Oracle-guided Dynamic User Preference Modeling for Sequential Recommendation
Jiafeng Xia, Dongsheng Li, Hansu Gu, Tun Lu, Peng Zhang, Li Shang, Ning Gu
TL;DR
Oracle4Rec tackles the challenge of dynamic user preference modeling by incorporating future, oracle-like information during training. It introduces a dual-encoder architecture (Past and Future Information Encoders) with a lightweight Noise Filtering module and a causal self-attention backbone to extract reliable temporal representations, plus an Oracle-Guiding Module that minimizes a discrepancy between past and future embeddings using a KL-based measure. A tailored 2PTraining strategy first learns the future information before guiding the past representation, yielding forward-looking models that better capture evolving preferences. Empirical results on six real-world datasets show Oracle4Rec outperforms state-of-the-art baselines and can be plugged into other sequential methods to provide substantial gains, highlighting its practical impact for sequential recommendation systems.
Abstract
Sequential recommendation methods can capture dynamic user preferences from user historical interactions to achieve better performance. However, most existing methods only use past information extracted from user historical interactions to train the models, leading to the deviations of user preference modeling. Besides past information, future information is also available during training, which contains the ``oracle'' user preferences in the future and will be beneficial to model dynamic user preferences.

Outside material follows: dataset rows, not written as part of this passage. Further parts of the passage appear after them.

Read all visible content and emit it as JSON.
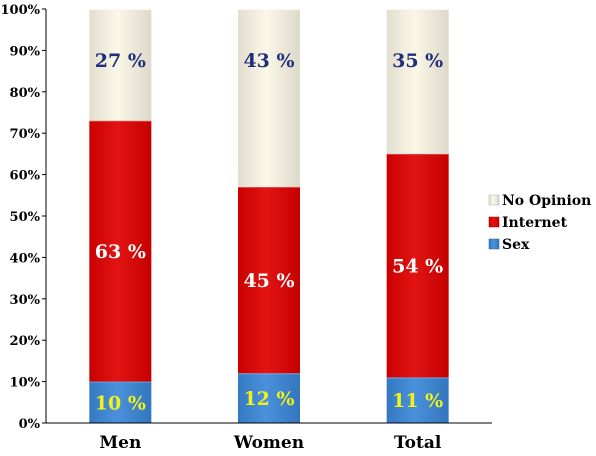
{
  "chart_data": {
    "type": "bar",
    "stacked": true,
    "percent_stacked": true,
    "categories": [
      "Men",
      "Women",
      "Total"
    ],
    "series": [
      {
        "name": "Sex",
        "values": [
          10,
          12,
          11
        ],
        "labels": [
          "10 %",
          "12 %",
          "11 %"
        ],
        "color": "#3a86d8",
        "label_color": "#f2f21a"
      },
      {
        "name": "Internet",
        "values": [
          63,
          45,
          54
        ],
        "labels": [
          "63 %",
          "45 %",
          "54 %"
        ],
        "color": "#e00000",
        "label_color": "#ffffff"
      },
      {
        "name": "No Opinion",
        "values": [
          27,
          43,
          35
        ],
        "labels": [
          "27 %",
          "43 %",
          "35 %"
        ],
        "color": "#fbf7e6",
        "label_color": "#1f2f7a"
      }
    ],
    "ylim": [
      0,
      100
    ],
    "yticks": [
      "0%",
      "10%",
      "20%",
      "30%",
      "40%",
      "50%",
      "60%",
      "70%",
      "80%",
      "90%",
      "100%"
    ],
    "legend": {
      "placement": "right",
      "order": [
        "No Opinion",
        "Internet",
        "Sex"
      ]
    },
    "grid": false,
    "title": "",
    "xlabel": "",
    "ylabel": ""
  }
}
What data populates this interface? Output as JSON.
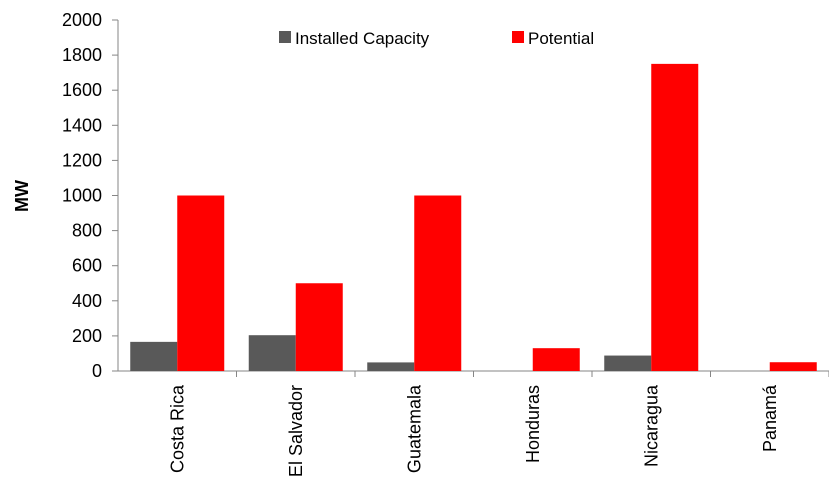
{
  "chart_data": {
    "type": "bar",
    "title": "",
    "xlabel": "",
    "ylabel": "MW",
    "ylim": [
      0,
      2000
    ],
    "ytick_step": 200,
    "grid": false,
    "legend_position": "top-center",
    "categories": [
      "Costa Rica",
      "El Salvador",
      "Guatemala",
      "Honduras",
      "Nicaragua",
      "Panamá"
    ],
    "series": [
      {
        "name": "Installed Capacity",
        "color": "#595959",
        "values": [
          166,
          204,
          49,
          0,
          88,
          0
        ]
      },
      {
        "name": "Potential",
        "color": "#ff0000",
        "values": [
          1000,
          500,
          1000,
          130,
          1750,
          50
        ]
      }
    ]
  }
}
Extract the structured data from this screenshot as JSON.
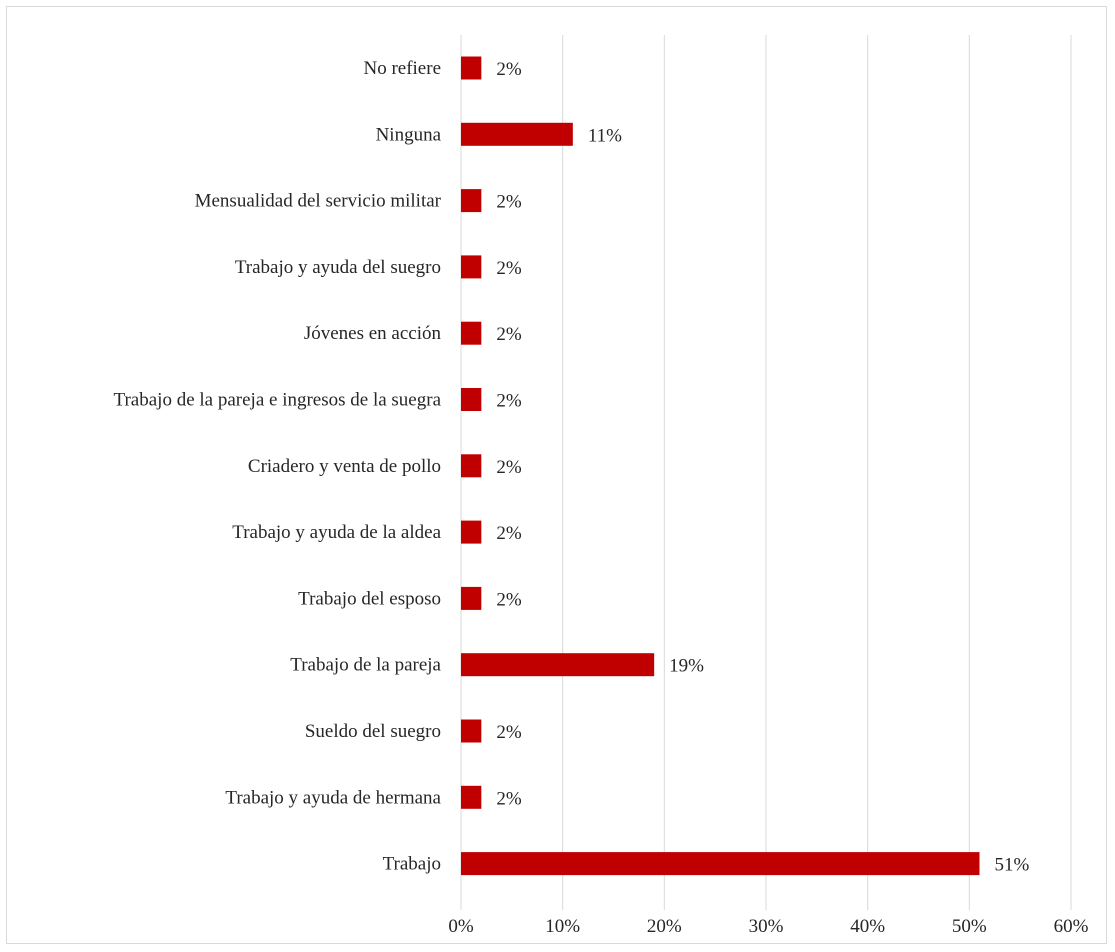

Therefore, we propose an oracle-guided dynamic user preference modeling method for sequential recommendation (Oracle4Rec), which leverages future information to guide model training on past information, aiming to learn ``forward-looking'' models. Specifically, Oracle4Rec first extracts past and future information through two separate encoders, then learns a forward-looking model through an oracle-guiding module which minimizes the discrepancy between past and future information. We also tailor a two-phase model training strategy to make the guiding more effective. Extensive experiments demonstrate that Oracle4Rec is superior to state-of-the-art sequential methods. Further experiments show that Oracle4Rec can be leveraged as a generic module in other sequential recommendation methods to improve their performance with a considerable margin.